Митя усмехнулся. Усмешка показалась Тамаре недостаточно почтительной, и она вспыхнула:
— Ты его совершенно не знаешь. Колька был удивительный. Молчи, — остановила она Митю, — молчи, я сама скажу, а ты не смеешь. Да, он трус, он жадный… Все равно он мой муж, родной человек. Я сама такая, как он. И он меня любил, понимаешь ты это? Любил, все понимал и не судил строго. И когда у меня было горе, я шла к нему. А ты знаешь, как это много — близкий человек? Я Колю не любила по-настоящему, никогда не любила, но когда человек тебе нужен, и ты ему нужна, и твое горе — его горе, знаешь, Димка, может быть, это больше любви. А может, никакой любви и не существует…
— Неужели не существует? — несмело переспросил Митя.
— Не знаю. Хоть тетя Юля и говорит, что я беспутная, я ведь мало что видела. А от того, что видела, веры во мне не прибавилось. Одному человеку только и верю.
— Кому?
— Командиру твоему, Виктору. Катька извелась с ним, ревет, а по-моему, она счастливая. Хотя что ж это я? Нашла кому говорить. Ты же его ненавидишь.
— Я?
— Дима, только не ври, не надо. Так вот, радуйся, недолго тебе страдать. Погонят его скоро.
— Откуда ты знаешь? — Митя встал, обошел стол.
— Говорю, — значит, знаю. Сядь на место, Дима… Пожалуйста.
— Скажи, я должен знать. От Селянина?
— О нем не будем говорить.
— Почему?
— Не хочу.
— А я хочу. Мне нужно знать.
— Мало ли что тебе нужно… Ну хорошо, чур — правду за правду. Поклянись.
— Честное слово.
— Это правда, что ты на Горбунова заявление писал?

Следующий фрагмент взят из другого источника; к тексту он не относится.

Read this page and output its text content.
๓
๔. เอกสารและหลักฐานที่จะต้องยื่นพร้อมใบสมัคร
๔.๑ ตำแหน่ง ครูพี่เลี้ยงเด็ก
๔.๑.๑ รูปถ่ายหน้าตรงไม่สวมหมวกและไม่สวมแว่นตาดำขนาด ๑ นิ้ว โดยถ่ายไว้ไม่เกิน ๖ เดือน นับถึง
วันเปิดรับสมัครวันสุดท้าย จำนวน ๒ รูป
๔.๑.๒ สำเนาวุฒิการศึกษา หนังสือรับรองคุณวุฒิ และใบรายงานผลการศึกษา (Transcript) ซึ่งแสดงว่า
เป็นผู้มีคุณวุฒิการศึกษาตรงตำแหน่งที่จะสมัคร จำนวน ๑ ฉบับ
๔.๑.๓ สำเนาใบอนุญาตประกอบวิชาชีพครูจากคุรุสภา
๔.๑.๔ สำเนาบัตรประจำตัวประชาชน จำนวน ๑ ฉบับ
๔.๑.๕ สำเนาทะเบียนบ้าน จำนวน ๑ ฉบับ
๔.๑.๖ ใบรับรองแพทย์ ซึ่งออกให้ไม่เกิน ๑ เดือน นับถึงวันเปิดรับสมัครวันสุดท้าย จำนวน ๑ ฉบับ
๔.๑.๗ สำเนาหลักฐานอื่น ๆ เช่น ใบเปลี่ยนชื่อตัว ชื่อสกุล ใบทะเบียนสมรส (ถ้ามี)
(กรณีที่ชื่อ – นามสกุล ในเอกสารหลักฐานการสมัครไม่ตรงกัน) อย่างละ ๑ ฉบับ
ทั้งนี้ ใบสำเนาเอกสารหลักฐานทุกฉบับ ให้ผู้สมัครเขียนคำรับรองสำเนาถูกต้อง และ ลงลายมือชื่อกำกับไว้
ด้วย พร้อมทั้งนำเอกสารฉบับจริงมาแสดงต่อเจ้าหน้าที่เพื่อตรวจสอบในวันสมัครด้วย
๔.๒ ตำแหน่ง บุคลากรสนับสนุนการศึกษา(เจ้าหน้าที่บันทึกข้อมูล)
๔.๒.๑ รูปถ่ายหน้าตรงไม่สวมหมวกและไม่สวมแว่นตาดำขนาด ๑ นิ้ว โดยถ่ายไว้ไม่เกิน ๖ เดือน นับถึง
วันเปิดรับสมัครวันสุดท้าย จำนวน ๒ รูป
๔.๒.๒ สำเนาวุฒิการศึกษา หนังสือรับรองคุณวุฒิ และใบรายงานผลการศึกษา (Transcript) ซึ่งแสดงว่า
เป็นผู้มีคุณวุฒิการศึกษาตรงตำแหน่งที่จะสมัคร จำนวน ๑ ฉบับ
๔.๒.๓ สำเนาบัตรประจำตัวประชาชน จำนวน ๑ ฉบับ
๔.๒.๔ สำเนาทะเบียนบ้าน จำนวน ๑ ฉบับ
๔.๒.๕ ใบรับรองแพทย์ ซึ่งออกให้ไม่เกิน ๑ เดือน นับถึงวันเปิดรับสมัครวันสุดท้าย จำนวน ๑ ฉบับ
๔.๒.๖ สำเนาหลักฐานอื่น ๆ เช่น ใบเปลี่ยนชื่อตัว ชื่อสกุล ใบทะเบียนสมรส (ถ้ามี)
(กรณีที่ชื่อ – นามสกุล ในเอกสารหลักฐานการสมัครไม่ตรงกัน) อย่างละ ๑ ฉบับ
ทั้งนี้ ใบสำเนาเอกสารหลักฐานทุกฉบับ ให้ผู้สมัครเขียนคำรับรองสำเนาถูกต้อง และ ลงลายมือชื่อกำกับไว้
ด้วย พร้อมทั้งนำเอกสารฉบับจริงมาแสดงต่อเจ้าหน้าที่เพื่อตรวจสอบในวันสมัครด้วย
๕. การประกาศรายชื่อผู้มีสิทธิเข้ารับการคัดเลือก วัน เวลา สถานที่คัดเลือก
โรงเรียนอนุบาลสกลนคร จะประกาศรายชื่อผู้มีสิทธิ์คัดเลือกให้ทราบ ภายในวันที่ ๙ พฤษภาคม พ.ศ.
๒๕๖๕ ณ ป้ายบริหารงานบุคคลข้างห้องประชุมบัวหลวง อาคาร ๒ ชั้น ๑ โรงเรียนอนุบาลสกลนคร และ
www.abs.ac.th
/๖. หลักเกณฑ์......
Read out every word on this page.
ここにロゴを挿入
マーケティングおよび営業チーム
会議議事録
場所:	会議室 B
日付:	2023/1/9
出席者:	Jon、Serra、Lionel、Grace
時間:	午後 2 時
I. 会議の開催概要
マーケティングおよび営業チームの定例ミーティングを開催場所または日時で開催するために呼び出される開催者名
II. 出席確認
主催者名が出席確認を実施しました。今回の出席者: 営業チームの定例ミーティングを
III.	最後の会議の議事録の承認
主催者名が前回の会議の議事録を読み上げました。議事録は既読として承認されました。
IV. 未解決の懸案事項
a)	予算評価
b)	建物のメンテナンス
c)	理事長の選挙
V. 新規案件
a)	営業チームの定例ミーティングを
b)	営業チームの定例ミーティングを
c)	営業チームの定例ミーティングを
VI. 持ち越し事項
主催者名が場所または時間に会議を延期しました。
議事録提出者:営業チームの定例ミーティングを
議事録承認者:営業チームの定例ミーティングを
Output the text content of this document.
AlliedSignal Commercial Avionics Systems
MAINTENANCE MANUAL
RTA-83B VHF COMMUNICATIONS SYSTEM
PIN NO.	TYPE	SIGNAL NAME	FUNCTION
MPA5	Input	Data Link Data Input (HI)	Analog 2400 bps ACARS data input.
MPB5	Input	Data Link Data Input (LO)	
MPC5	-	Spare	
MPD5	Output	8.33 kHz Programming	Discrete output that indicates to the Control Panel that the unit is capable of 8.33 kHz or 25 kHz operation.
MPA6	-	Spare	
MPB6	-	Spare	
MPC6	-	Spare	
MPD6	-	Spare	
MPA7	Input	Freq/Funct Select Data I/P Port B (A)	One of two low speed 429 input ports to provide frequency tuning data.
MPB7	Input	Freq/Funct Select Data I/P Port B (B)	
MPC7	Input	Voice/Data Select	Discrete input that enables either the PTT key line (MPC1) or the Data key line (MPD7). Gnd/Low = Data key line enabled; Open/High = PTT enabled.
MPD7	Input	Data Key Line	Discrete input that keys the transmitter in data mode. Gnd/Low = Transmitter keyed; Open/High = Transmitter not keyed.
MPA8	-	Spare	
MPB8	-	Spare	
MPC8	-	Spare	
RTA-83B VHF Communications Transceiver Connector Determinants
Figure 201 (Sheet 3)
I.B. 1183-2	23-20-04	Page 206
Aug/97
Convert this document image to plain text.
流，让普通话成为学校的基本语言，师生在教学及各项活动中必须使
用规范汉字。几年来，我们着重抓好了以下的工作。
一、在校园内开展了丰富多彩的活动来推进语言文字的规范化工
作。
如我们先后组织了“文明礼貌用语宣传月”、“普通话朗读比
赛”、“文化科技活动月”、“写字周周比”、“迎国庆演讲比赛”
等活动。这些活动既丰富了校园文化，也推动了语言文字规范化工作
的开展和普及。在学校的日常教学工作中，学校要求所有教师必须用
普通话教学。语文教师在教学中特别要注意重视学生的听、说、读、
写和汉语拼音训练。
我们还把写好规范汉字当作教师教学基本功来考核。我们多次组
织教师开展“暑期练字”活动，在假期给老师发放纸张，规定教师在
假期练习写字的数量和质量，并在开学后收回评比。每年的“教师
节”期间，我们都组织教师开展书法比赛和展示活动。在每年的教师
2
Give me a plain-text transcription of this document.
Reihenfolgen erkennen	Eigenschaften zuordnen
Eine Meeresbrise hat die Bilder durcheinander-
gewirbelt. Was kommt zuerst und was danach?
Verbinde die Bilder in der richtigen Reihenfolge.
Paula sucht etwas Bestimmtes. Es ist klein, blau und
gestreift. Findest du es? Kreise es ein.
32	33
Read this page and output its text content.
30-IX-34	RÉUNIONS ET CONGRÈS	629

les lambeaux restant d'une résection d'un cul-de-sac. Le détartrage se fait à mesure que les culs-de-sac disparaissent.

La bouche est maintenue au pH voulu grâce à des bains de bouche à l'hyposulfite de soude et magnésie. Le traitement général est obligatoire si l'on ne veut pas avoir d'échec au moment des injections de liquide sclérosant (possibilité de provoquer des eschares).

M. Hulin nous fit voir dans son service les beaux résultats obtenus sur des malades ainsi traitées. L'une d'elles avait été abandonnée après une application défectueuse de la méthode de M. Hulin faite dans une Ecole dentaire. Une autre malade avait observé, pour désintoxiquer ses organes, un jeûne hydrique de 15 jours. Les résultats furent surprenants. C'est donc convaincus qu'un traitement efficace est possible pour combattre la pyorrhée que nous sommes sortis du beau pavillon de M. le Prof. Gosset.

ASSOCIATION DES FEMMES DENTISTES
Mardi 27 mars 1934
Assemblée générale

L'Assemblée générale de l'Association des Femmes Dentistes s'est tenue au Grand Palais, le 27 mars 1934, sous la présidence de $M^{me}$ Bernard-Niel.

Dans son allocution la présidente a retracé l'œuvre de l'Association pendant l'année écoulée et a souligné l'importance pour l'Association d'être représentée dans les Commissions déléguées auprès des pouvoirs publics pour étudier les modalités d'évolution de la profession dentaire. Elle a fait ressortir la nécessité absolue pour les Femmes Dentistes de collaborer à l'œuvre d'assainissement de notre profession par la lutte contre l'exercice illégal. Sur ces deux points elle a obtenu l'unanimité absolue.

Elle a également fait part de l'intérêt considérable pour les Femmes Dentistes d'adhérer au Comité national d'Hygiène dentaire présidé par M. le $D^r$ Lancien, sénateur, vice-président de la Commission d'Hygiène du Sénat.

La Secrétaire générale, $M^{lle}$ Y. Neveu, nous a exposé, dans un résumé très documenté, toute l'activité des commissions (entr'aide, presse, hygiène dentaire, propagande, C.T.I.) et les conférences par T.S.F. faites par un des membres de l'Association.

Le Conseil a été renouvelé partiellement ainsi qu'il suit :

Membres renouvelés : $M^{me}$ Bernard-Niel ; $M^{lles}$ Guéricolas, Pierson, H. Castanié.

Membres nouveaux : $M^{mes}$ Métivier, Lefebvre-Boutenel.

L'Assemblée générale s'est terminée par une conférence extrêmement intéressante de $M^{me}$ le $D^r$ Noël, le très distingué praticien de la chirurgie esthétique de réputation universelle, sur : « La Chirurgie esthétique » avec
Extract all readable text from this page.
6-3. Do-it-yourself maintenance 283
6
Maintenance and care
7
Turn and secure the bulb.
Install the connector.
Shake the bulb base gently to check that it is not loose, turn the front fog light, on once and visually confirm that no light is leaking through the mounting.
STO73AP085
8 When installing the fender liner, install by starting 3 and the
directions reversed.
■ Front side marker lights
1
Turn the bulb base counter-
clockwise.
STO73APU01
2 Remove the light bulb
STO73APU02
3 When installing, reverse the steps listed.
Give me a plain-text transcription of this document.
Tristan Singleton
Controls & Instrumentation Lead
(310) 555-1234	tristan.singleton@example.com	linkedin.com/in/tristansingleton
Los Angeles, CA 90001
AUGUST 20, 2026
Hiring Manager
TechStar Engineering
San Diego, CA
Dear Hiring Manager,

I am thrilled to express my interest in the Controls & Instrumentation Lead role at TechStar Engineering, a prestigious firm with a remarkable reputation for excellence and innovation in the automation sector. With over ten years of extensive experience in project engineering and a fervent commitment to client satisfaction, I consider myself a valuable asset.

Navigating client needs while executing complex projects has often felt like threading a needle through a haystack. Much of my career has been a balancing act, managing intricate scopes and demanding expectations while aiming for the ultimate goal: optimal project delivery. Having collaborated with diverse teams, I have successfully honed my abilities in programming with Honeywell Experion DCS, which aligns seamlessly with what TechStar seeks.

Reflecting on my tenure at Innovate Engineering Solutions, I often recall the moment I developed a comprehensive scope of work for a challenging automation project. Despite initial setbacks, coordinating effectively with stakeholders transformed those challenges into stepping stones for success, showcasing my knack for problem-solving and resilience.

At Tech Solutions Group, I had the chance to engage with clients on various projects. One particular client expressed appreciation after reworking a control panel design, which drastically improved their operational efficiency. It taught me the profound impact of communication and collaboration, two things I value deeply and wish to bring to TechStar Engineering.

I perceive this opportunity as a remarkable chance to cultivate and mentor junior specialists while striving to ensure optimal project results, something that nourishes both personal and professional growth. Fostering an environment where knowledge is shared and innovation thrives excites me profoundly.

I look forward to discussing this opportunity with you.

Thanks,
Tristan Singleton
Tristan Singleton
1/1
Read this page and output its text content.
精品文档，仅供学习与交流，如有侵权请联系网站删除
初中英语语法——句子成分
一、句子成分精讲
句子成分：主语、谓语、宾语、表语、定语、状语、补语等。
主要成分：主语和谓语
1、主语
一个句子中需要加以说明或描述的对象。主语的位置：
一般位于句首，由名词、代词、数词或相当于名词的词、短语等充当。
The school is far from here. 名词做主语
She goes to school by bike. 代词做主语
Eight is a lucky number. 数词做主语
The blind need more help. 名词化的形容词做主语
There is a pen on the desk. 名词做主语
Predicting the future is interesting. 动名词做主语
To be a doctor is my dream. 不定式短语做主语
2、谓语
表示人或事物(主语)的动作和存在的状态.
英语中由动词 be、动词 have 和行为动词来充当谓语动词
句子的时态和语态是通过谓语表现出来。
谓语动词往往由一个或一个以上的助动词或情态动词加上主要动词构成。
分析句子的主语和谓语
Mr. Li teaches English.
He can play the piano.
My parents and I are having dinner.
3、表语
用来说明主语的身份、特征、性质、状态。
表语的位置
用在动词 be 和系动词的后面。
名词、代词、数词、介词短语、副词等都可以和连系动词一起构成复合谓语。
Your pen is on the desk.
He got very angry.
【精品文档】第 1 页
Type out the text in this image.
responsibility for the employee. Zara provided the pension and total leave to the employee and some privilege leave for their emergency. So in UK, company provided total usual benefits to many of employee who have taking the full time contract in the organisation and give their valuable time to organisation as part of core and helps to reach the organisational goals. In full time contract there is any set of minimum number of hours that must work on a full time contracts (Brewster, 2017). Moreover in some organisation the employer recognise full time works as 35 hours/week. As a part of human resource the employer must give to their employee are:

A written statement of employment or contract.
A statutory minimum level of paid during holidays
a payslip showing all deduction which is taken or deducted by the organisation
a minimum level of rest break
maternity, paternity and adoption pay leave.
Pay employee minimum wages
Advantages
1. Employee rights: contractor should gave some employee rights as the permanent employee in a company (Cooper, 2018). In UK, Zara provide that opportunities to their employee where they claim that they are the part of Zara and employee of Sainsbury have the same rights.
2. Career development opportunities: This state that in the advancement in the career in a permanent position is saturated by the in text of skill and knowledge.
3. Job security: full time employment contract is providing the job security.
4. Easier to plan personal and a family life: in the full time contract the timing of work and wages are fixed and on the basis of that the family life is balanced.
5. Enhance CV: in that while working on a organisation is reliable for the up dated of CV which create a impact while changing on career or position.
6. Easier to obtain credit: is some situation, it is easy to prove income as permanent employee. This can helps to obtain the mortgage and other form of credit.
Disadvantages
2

Митя не ответил. Тамара всплеснула руками.
— Неужели правда? Ох, только не оправдывайся, Дима, я ведь все понимаю… Тут люди похитрее тебя.
— Кто?
— Да тот же Семка. Ты не знаешь, какой он.
— Страшный? — усмехнулся Митя.
— Если бояться, то, пожалуй, и страшный.
— Тебе же он нравился?
— Конечно, нравился. А ты что же думал, я просто так — за харчи? Он ведь не глуп. И держаться умеет. Думаешь, вот сильный человек, никого не боится, ни от кого не прячется…
Митя почувствовал укол и вспыхнул.
— Вор, — сказал он со злостью.
Ему не так хотелось обругать Селянина, как задеть Тамару. Но Тамара только улыбнулась.
— Нет, не вор. Может быть, хуже вора, но не вор.
— Что может быть хуже?
— Холуй.
— Почему холуй? — удивился Митя.
— Не знаю почему, но холуй. Важный, властный, но холуй.
— Злой?
— Скорее равнодушный. Но уж если кого невзлюбит — вот как Горбунова, — ни перед чем не остановится.
— За что он его так ненавидит?
— Наверно, за то, что Горбунов не такой, как он.
— Разве за это можно ненавидеть?
— Значит, можно.
Митя задумался.
— Интересно, в чем его сила? На чем он держится?
Тамара засмеялась невесело.
— Это я тоже только недавно поняла. А на том, что у больших людей бывают маленькие слабости.
— У каких людей?
— А вот представь себе, Дима, человека, который руководит, командует, решает всякие вопросы, и, наверно, правильно решает — там он большой человек. А есть у него уголок, где он человек маленький: повеличаться любит, лишнее урвать, согрешить втихомолочку. Самому-то неловко, а этот готов к услугам — и познакомит, и достанет, и свяжет, и прикроет, грех на себя возьмет. Ты знаешь, — она тихонько засмеялась, — я у него книжечку видела телефонную, ну точь-в-точь как твоя, только записаны в нее одни нужные люди. И около каждой фамилии этак меленько: чем заведует, что может дать, в чем сам нуждается.